CMS has established HCPCS payment modifier PD (Diagnostic or related nondiagnostic item or service provided in a wholly owned or operated physician office to a patient who is admitted as an inpatient within 3 days), and requires that the modifier be appended to the physician preadmission diagnostic and admission-related nondiagnostic services, reported with HCPCS/CPT codes, which are subject to the 3-day payment window policy. The wholly owned or wholly operated physician’s office will need to manage their billing processes to ensure that they bill for their physician services appropriately when a related inpatient admission has occurred. The hospital is responsible for notifying the practice of an inpatient admissions for a patient who received services in a wholly owned or wholly operated physician office within the 3-day (or, when appropriate,1-day) payment window prior to the inpatient stay. The modifier is effective for claims with dates of service on or after January 1, 2012. Wholly owned or wholly operated per their readiness to do so. Entities have the discretion to apply these policies for claims with dates of service on and after January 1, 2012, but shall comply with these polices no later than July 1. 2012.


When the modifier is present on claims for service CMS shall pay

• only the Professional Component (PC) for CPT/HCPCS codes with a Technical Component (TC)/PC split that are provided in the 3-day (or, in the case of non-IPPS hospitals, 1-day) payment window, and

• The facility rate for codes without a TC/PC split.

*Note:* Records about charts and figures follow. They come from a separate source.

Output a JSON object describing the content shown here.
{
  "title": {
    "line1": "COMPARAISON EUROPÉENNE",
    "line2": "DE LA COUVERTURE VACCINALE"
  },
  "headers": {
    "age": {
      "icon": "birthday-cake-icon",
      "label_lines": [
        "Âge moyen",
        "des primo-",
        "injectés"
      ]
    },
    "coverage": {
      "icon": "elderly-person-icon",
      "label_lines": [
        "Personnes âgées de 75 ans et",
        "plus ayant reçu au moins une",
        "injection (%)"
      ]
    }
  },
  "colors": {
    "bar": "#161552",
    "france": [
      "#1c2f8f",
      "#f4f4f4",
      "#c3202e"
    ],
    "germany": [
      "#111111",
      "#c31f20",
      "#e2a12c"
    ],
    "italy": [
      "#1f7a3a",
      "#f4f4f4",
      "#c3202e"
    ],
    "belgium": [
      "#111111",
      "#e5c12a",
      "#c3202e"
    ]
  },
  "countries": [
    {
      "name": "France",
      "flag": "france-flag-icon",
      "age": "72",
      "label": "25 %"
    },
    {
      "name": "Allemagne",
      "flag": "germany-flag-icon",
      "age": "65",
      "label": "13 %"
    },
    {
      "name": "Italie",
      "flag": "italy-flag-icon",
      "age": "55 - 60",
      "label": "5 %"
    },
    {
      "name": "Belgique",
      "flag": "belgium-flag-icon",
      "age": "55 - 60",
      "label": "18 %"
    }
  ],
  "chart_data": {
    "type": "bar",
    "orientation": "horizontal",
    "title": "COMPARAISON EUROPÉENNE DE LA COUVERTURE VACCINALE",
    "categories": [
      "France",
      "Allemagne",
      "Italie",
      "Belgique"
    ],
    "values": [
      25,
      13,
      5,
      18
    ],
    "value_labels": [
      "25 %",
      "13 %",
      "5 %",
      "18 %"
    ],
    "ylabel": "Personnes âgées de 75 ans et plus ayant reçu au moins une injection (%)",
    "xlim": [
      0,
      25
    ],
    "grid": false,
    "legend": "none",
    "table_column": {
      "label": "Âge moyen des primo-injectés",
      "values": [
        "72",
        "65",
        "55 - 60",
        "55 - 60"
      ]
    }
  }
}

Global Surgical Services and the 3-day Payment Window Policy

We note that the time frames associated with 10 and 90 day global surgical packages could overlap with the 3-day (or 1-day) payment window policy. The 3-day payment window makes no change in billing surgical services according to global surgical rules, and pre- and post-operative services continue to be included in the payment for the surgery. However, there may be times when the surgery itself is subject to the three-day window policy, as would occur if the surgery were performed within the three-day window. For example, a patient could have a minor surgery in a wholly owned or wholly operated physician office and then, due to a complication, be admitted to the hospital as an inpatient. In such cases the modifier shall be appended to the appropriate surgical HCPCS/CPT code.